By Abigail Olear
On April 12, NPR announced it would no longer post new content to its 52 Twitter official accounts.
“We are not putting our journalism on platforms that have demonstrated an interest in undermining our credibility and the public’s understanding of our editorial independence,” NPR said in a statement.
Later the same week, PBS followed suit, leaving over 2.2 million followers’ feeds devoid of new content.
“PBS’ editorial independence is central to our work and will never change. We produce trustworthy content that features unbiased reporting,” reads the organization’s current Twitter bio.
Twitter labeled these trusted news outlets as “government-funded media,” prompting them to leave the platform. NPR and PBS see this label as misleading, as similar labels are seen on foreign government-controlled media outlets’ Twitter accounts such as Russia’s RT. According to NPR, less than one percent of their annual operating budget comes from federal agencies and departments. Similarly, PBS says just 15 percent of their revenue comes from the federal tax system.
“We don’t have state controlled media that operates domestically in the United States, and it is a very proud part of our democracy,” said University of Maryland Lecturer and senior media scholar Sara Oates. “We can’t pretend that wasn’t a politically motivated labeling, that’s just propaganda.”
These labels arrived on Twitter after business tycoon Elon Musk’s $44 billion acquisition of the platform in October of 2022. He purportedly purchased the platform to promote free and open speech on the social media site.
Oates believes Musk, “was interested and he is interested in Twitter as his own personal megaphone.”
In the recent past, Twitter has been a journalistically centered platform. Alexander Pyles, director of the Capital News Service Audience Engagement Bureau and University of Maryland Lecturer, shared that 40% of the United States uses Twitter. Journalists use the platform as a “listening device to better understand communities.”
“It’s a place where there are users, unlike yourself, that you can learn quite a lot from,” Pyles said. “And I think that’s just critically important to journalism.”
With Twitter having been at the center of journalism in the internet age, many wonder what the future of the profession would look like without it.
Pyles believes that Twitter’s death sentence would be a mass exodus of users.

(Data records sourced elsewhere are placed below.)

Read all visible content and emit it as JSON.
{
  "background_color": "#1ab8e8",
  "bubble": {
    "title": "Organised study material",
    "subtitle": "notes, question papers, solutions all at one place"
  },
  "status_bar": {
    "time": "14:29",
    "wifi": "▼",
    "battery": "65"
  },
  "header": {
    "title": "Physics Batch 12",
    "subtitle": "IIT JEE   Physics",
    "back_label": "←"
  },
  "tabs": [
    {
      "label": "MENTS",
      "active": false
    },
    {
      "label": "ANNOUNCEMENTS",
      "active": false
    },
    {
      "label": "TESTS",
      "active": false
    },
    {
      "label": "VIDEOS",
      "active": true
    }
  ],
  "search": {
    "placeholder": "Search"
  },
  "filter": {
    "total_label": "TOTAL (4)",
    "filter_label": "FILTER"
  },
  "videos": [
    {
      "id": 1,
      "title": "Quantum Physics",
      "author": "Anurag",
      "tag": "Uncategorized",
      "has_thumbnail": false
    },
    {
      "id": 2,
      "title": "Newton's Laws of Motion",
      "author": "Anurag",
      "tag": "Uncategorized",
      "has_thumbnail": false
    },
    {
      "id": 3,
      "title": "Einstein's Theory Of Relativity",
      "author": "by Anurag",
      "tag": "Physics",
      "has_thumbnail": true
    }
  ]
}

Oates agrees.
“Twitter relies on everyone using it, right? So it’s kind of not like the highway or hospitals. Which you might not like, particularly the way they are run, but you have to use them. No one has to be on Twitter,” she said.
She believes that if respectable figures and brands continue to leave the platform that it would become a “junkyard.” In the future, she sees a world in which journalists interact in a private sphere like Facebook Messenger. Now, some journalists are experimenting with platforms like Mastodon to connect with each other.
Pyles does not know what to make of the future of Twitter. However, he has high hopes for the future of social media as a whole.
“I hope that somehow social media becomes a more trustworthy place,” Pyles said. “I think the social media companies have decided they don’t want to play a role in that.”